Damage identification in beams using empirical mode decomposition

Abstract

Damage detection of beam-type components, which are often vital elements in many structures, is crucial for the prevention of failure of the entire structure and potential catastrophic consequences. In this article, the effectiveness of a damage index, referred to as the EMD energy damage index, for damage detection of beams is demonstrated through a set of numerical and experimental investigations. The proposed damage index utilizes the empirical mode decomposition for health assessment of the system based on its vibrational data. In the numerical study, finite element simulation of a cantilevered steel beam with a transverse notch was analyzed and various notch sizes, located at different locations along the beam, were investigated.
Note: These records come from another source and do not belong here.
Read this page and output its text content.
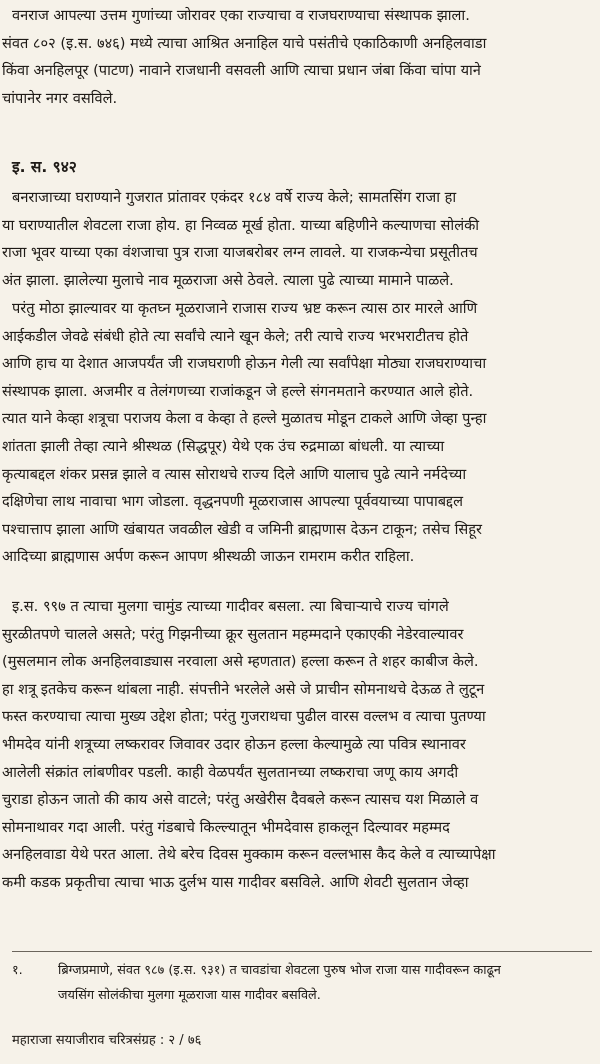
वनराज आपल्या उत्तम गुणांच्या जोरावर एका राज्याचा व राजघराण्याचा संस्थापक झाला.
संवत ८०२ (इ.स. ७४६) मध्ये त्याचा आश्रित अनाहिल याचे पसंतीचे एकाठिकाणी अनहिलवाडा
किंवा अनहिलपूर (पाटण) नावाने राजधानी वसवली आणि त्याचा प्रधान जंबा किंवा चांपा याने
चांपानेर नगर वसविले.
इ. स. ९४२
बनराजाच्या घराण्याने गुजरात प्रांतावर एकंदर १८४ वर्षे राज्य केले; सामतसिंग राजा हा
या घराण्यातील शेवटला राजा होय. हा निव्वळ मूर्ख होता. याच्या बहिणीने कल्याणचा सोलंकी
राजा भूवर याच्या एका वंशजाचा पुत्र राजा याजबरोबर लग्न लावले. या राजकन्येचा प्रसूतीतच
अंत झाला. झालेल्या मुलाचे नाव मूळराजा असे ठेवले. त्याला पुढे त्याच्या मामाने पाळले.
परंतु मोठा झाल्यावर या कृतघ्न मूळराजाने राजास राज्य भ्रष्ट करून त्यास ठार मारले आणि
आईकडील जेवढे संबंधी होते त्या सर्वांचे त्याने खून केले; तरी त्याचे राज्य भरभराटीतच होते
आणि हाच या देशात आजपर्यंत जी राजघराणी होऊन गेली त्या सर्वांपेक्षा मोठ्या राजघराण्याचा
संस्थापक झाला. अजमीर व तेलंगणच्या राजांकडून जे हल्ले संगनमताने करण्यात आले होते.
त्यात याने केव्हा शत्रूचा पराजय केला व केव्हा ते हल्ले मुळातच मोडून टाकले आणि जेव्हा पुन्हा
शांतता झाली तेव्हा त्याने श्रीस्थळ (सिद्धपूर) येथे एक उंच रुद्रमाळा बांधली. या त्याच्या
कृत्याबद्दल शंकर प्रसन्न झाले व त्यास सोराथचे राज्य दिले आणि यालाच पुढे त्याने नर्मदेच्या
दक्षिणेचा लाथ नावाचा भाग जोडला. वृद्धनपणी मूळराजास आपल्या पूर्ववयाच्या पापाबद्दल
पश्चात्ताप झाला आणि खंबायत जवळील खेडी व जमिनी ब्राह्मणास देऊन टाकून; तसेच सिहूर
आदिच्या ब्राह्मणास अर्पण करून आपण श्रीस्थळी जाऊन रामराम करीत राहिला.
इ.स. ९९७ त त्याचा मुलगा चामुंड त्याच्या गादीवर बसला. त्या बिचाऱ्याचे राज्य चांगले
सुरळीतपणे चालले असते; परंतु गिझनीच्या क्रूर सुलतान महम्मदाने एकाएकी नेडेरवाल्यावर
(मुसलमान लोक अनहिलवाड्यास नरवाला असे म्हणतात) हल्ला करून ते शहर काबीज केले.
हा शत्रू इतकेच करून थांबला नाही. संपत्तीने भरलेले असे जे प्राचीन सोमनाथचे देऊळ ते लुटून
फस्त करण्याचा त्याचा मुख्य उद्देश होता; परंतु गुजराथचा पुढील वारस वल्लभ व त्याचा पुतण्या
भीमदेव यांनी शत्रूच्या लष्करावर जिवावर उदार होऊन हल्ला केल्यामुळे त्या पवित्र स्थानावर
आलेली संक्रांत लांबणीवर पडली. काही वेळपर्यंत सुलतानच्या लष्कराचा जणू काय अगदी
चुराडा होऊन जातो की काय असे वाटले; परंतु अखेरीस दैवबले करून त्यासच यश मिळाले व
सोमनाथावर गदा आली. परंतु गंडबाचे किल्ल्यातून भीमदेवास हाकलून दिल्यावर महम्मद
अनहिलवाडा येथे परत आला. तेथे बरेच दिवस मुक्काम करून वल्लभास कैद केले व त्याच्यापेक्षा
कमी कडक प्रकृतीचा त्याचा भाऊ दुर्लभ यास गादीवर बसविले. आणि शेवटी सुलतान जेव्हा
१.	ब्रिग्जप्रमाणे, संवत ९८७ (इ.स. ९३१) त चावडांचा शेवटला पुरुष भोज राजा यास गादीवरून काढून
जयसिंग सोलंकीचा मुलगा मूळराजा यास गादीवर बसविले.
महाराजा सयाजीराव चरित्रसंग्रह : २ / ७६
In the experimental investigation, which used the same beam as in the numerical study, five notch sizes at the mid-span of the beam were examined. In both the numerical and experimental studies, the free vibration of the beam was acquired via piezoceramic sensors adjacent to the notch and then processed by the proposed methodology for evaluating the EMD energy damage index. This was motivated as the preliminary stage of our investigation with the notion of detecting the presence of a crack in a welded joint. The results were encouraging and proved the capability of the EMD energy damage index for detection and quantification of notches in beams and therefore can be regarded as an effective tool for structural health monitoring purposes. The results were also compared with a method based on changes in the beam natural frequencies. The effect of the boundary conditions on the EMD energy damage index was also experimentally studied.